Education needs to improve for cervical cancer screening to help drive down cases of a tumor type that kills more than 340,000 people a year. That is a takeaway from a Harris Poll survey of women in the U.S., U.K. and Sweden that identified confusion about screening as a barrier to effective preventative care.
BD, which sells a test for the cancer-causing human papillomavirus (HPV), publicized the results of the survey. The poll found most women see cervical cancer screening as a key part of their health management, with the percentage ranging from 76% in the U.S. to 86% in Sweden, but their grasp of the specifics can be shaky.
Between 55% and 59% of women find the screening guidance confusing. In Sweden, 28% of women say they are knowledgeable about cervical cancer screening options. The figures are higher in the U.S. and U.K., 59% and 62%, respectively, but other responses show confusion is common in all the countries.
Many women, ranging from 46% in the U.K. to 73% in Sweden, believe Pap tests are the most accurate way to detect cervical cancer. In a statement, Jeff Andrews, BD’s vice president of medical affairs for integrated diagnostic solutions, said that belief is mistaken because “an HPV assay is more sensitive than Pap tests and can identify the potential for abnormalities to develop.” The U.K. screens for HPV.

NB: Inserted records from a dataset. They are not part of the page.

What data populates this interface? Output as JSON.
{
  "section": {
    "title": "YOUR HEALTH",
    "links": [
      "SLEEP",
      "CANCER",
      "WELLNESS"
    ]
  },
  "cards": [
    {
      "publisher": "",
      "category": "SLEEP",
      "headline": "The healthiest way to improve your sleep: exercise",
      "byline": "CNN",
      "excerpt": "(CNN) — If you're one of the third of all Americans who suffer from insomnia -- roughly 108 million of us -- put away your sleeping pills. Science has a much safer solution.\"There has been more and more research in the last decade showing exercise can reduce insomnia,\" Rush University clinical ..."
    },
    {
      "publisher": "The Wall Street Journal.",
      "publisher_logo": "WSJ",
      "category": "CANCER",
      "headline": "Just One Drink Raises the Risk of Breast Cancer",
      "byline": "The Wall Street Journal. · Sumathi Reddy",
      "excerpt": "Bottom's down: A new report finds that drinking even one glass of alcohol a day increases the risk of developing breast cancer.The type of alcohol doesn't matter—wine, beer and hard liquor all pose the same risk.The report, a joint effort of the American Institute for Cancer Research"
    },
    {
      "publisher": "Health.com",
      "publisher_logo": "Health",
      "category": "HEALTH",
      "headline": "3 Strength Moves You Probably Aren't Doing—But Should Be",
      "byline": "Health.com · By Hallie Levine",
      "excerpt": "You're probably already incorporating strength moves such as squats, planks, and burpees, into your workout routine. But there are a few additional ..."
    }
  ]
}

Andrews added that “knowledge about high-risk HPV types and cervical cancer screening can empower people with a cervix to take greater control of their own health.” Yet, the survey also suggests that some people may struggle to take control of their own health because of barriers to care.
In the U.S., 27% of women have delayed gynecology visits because they lack an obstetrician-gynecologist and 19% have done so because they lack insurance coverage. The figures for the U.K. are 14% and 3%, respectively. BD sees self-collection for cervical cancer screening as a way to improve health equity and stop discomfort and embarrassment from delaying gynecology visits.
The company received a CE mark for HPV screening from at-home self-collected vaginal samples in 2021. Countries including Denmark, Sweden, the Netherlands, Kenya, Australia and New Zealand now support self-collection. The FDA is yet to authorize self-collection for HPV testing, although other federal agencies are already anticipating an approval.